Is e-FMLA Leave Paid Leave?
E-FMLA is unpaid during the first 10 days, although the employee may be eligible for paid e-Sick Time. (See NELGPC E-Alert “Federal Emergency Paid Sick Time: Avoiding Missteps and Business Survival”) Employees may elect to substitute accrued vacation leave, personal leave, or medical or sick leave for unpaid leave, but the employer cannot require employees to use other paid leave. After the first 10 days, employers must provide paid e-FMLA leave at no less than two-thirds (2/3) of an employee’s “regular rate” of pay based on the number of hours the employee would otherwise be normally scheduled to work or, for variable hour employees, based on a formula provided in the Act. The pay is capped at $200 a day and $10,000 in the aggregate. Employees may elect to substitute accrued vacation leave, personal leave, or medical or sick leave for the one-third (1/3) of unpaid leave to be made “whole,” but employers may not require employees to do so.

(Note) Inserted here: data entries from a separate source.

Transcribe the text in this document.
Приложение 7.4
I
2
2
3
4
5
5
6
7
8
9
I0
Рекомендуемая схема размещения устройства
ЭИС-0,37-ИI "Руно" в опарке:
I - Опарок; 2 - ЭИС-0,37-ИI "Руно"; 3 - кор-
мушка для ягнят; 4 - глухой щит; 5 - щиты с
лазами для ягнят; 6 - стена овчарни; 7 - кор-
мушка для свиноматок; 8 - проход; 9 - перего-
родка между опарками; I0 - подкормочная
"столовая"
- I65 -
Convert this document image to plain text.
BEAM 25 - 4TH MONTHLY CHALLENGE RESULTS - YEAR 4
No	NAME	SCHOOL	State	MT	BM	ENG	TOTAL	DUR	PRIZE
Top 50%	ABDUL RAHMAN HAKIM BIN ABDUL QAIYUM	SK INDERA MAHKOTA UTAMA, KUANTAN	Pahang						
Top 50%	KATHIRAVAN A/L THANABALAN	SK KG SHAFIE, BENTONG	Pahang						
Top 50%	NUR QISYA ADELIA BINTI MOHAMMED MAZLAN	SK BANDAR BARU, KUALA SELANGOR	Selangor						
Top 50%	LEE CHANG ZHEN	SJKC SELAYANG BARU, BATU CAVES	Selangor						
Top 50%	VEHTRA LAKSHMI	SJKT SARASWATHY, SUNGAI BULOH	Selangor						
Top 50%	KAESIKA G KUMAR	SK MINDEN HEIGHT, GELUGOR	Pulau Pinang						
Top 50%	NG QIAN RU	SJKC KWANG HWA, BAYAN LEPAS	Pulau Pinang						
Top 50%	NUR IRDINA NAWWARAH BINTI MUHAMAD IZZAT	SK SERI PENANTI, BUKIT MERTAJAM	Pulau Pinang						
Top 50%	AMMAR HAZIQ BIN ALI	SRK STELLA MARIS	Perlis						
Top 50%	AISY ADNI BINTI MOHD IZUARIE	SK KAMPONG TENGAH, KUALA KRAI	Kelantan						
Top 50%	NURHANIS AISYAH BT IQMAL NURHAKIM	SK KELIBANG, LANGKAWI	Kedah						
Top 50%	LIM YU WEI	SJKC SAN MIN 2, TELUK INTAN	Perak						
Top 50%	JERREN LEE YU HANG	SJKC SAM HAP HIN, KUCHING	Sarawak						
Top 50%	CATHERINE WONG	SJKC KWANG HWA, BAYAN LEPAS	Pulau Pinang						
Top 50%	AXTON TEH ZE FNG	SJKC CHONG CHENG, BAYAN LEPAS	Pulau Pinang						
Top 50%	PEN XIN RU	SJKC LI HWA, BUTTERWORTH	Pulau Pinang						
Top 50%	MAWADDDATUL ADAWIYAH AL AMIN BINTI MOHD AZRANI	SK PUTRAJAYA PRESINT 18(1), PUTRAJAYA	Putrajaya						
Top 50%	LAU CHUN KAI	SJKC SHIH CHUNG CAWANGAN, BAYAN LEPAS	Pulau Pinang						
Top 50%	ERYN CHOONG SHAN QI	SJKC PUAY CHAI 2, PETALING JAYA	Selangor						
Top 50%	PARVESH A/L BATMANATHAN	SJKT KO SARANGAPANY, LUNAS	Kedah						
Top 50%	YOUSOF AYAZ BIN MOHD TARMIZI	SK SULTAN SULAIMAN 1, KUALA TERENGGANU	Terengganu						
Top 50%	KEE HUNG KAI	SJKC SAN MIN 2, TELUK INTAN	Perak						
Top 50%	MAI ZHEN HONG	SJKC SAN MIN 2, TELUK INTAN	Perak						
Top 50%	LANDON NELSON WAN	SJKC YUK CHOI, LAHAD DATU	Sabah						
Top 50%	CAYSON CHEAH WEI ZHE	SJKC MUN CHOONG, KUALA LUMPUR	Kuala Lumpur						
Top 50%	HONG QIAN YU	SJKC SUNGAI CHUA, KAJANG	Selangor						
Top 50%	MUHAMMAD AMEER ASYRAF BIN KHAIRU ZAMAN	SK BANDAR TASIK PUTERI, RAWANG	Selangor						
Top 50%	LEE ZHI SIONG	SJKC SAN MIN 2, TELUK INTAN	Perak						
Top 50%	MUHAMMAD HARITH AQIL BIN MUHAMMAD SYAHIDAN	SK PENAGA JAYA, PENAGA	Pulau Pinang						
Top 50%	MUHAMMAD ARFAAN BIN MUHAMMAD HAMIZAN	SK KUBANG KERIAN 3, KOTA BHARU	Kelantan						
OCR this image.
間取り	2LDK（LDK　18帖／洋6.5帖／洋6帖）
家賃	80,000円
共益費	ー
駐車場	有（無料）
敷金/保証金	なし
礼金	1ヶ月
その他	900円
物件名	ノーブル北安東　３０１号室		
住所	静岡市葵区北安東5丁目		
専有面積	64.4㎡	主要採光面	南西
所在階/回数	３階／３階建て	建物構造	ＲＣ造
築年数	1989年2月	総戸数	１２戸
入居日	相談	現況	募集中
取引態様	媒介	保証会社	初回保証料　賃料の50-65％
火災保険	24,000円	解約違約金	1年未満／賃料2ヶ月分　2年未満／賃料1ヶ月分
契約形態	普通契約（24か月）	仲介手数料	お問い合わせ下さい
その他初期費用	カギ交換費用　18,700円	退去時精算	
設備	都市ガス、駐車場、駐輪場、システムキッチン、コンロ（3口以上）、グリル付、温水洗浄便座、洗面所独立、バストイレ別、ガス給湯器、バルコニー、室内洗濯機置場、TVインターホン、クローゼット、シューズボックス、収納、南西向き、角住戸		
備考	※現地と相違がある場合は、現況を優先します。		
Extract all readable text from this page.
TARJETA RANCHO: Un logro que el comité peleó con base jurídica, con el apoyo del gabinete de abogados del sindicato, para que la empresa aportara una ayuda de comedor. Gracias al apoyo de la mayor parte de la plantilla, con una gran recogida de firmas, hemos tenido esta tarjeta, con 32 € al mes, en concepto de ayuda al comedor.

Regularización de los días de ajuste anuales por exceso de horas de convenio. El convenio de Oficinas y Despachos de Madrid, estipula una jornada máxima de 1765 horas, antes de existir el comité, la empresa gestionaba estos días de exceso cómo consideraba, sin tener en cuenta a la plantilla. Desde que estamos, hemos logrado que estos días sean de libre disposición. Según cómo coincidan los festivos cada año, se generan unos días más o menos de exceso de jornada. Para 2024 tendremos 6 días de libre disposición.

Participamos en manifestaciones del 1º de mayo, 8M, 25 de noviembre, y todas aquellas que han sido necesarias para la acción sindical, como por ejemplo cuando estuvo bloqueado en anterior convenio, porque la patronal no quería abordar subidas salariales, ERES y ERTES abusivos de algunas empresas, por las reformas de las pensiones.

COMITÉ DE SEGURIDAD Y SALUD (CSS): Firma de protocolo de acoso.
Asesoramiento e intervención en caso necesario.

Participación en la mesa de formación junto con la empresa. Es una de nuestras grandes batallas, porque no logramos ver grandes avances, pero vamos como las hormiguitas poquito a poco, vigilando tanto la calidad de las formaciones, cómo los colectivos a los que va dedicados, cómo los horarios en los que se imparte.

Unlike regular FMLA leave, e-FMLA leave may not be used intermittently. If an employee foresees the need for e-FMLA leave, the employee must provide the employer with notice if practicable. E-FMLA will run concurrently with FMLA, but it is unclear whether employees who have already taken FMLA in the past twelve months receive a full e-FMLA 12 weeks or only the balance remaining. Although leave is protected, and workers are eligible for reinstatement, restoration does not apply to an employer with fewer than 25 employees if the position no longer exists due to economic conditions or other changes in the employer’s operations caused by the public health crisis. The reinstatement right applies for one year, if an equivalent position becomes available.
The new law provides an exemption to exclude healthcare providers and emergency responders from the definition of eligible employees. The law also provides that the Secretary of Labor may exempt small businesses with fewer than 50 employees from reinstating workers. He also may exempt such small businesses from the leave law if the requirements would “jeopardize the viability of the business as a going concern.” Special rules also apply to employers covered by multi-employer collective bargaining agreements.
Although employers pay for this benefit, they will receive a tax credit.
Employers must post a workplace notice and allow eligible employees to take this new paid benefit. Employers should review their current policies and amend if appropriate. The federal e-FMLA benefit is in addition to benefits otherwise provided by the employer and in addition to benefits available under other state or local laws.